Em sua atuação nos trabalhos de auditoria, um auditor deve adotar procedimentos adequados quanto à elaboração, integridade e guarda dos papéis de trabalho, que constituem a documentação de auditoria. À luz das normas brasileiras de auditoria, esses documentos:
- A)devem ser custodiados pelo prazo máximo de cinco anos;
Errada, porque as normas não fixam custódia máxima de cinco anos como regra geral para os papéis de trabalho.
- B)são elaborados exclusivamente pelo auditor responsável;
Errada, porque a documentação não é elaborada exclusivamente pelo auditor responsável, podendo envolver a equipe de auditoria e até registros obtidos de terceiros.

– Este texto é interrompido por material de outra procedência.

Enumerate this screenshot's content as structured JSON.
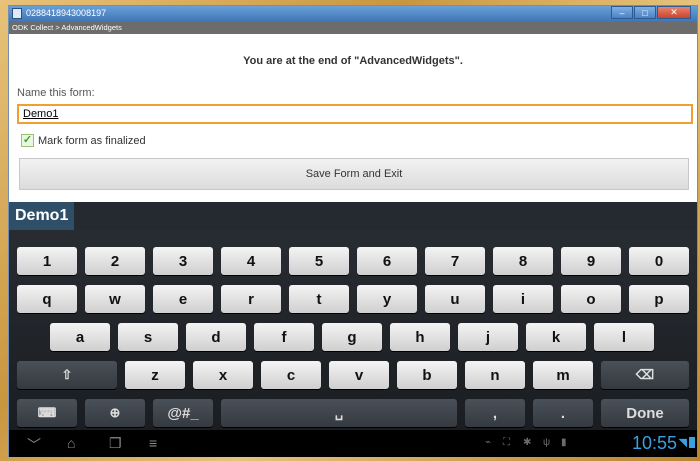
{
  "window": {
    "title": "0288418943008197",
    "minimize": "–",
    "maximize": "□",
    "close": "✕"
  },
  "app_bar": {
    "label": "ODK Collect > AdvancedWidgets"
  },
  "form": {
    "end_message": "You are at the end of \"AdvancedWidgets\".",
    "name_label": "Name this form:",
    "name_value": "Demo1",
    "finalize_label": "Mark form as finalized",
    "finalize_checked": true,
    "save_button": "Save Form and Exit"
  },
  "keyboard": {
    "candidate": "Demo1",
    "row1": [
      "1",
      "2",
      "3",
      "4",
      "5",
      "6",
      "7",
      "8",
      "9",
      "0"
    ],
    "row2": [
      "q",
      "w",
      "e",
      "r",
      "t",
      "y",
      "u",
      "i",
      "o",
      "p"
    ],
    "row3": [
      "a",
      "s",
      "d",
      "f",
      "g",
      "h",
      "j",
      "k",
      "l"
    ],
    "row4": [
      "⇧",
      "z",
      "x",
      "c",
      "v",
      "b",
      "n",
      "m",
      "⌫"
    ],
    "row5": [
      "⌨",
      "⊕",
      "@#_",
      "␣",
      ",",
      ".",
      "Done"
    ]
  },
  "status_bar": {
    "time": "10:55",
    "nav_icons": [
      "back-icon",
      "home-icon",
      "recent-apps-icon",
      "menu-icon"
    ],
    "status_icons": [
      "usb-icon",
      "screenshot-icon",
      "android-debug-icon",
      "usb-connected-icon",
      "sd-card-icon",
      "wifi-icon",
      "battery-icon"
    ]
  }
}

- C)podem, a critério do auditor, ser postos à disposição da entidade;
Certa, porque a entidade pode ter acesso aos papéis de trabalho a critério do auditor, sem que isso implique direito automático ou irrestrito.
- D)são de propriedade compartilhada entre auditor e entidade auditada;
Errada, porque os papéis de trabalho não são de propriedade compartilhada entre auditor e entidade auditada; pertencem ao trabalho do auditor.
- E)podem ser disponibilizados a terceiros após o prazo de confidencialidade.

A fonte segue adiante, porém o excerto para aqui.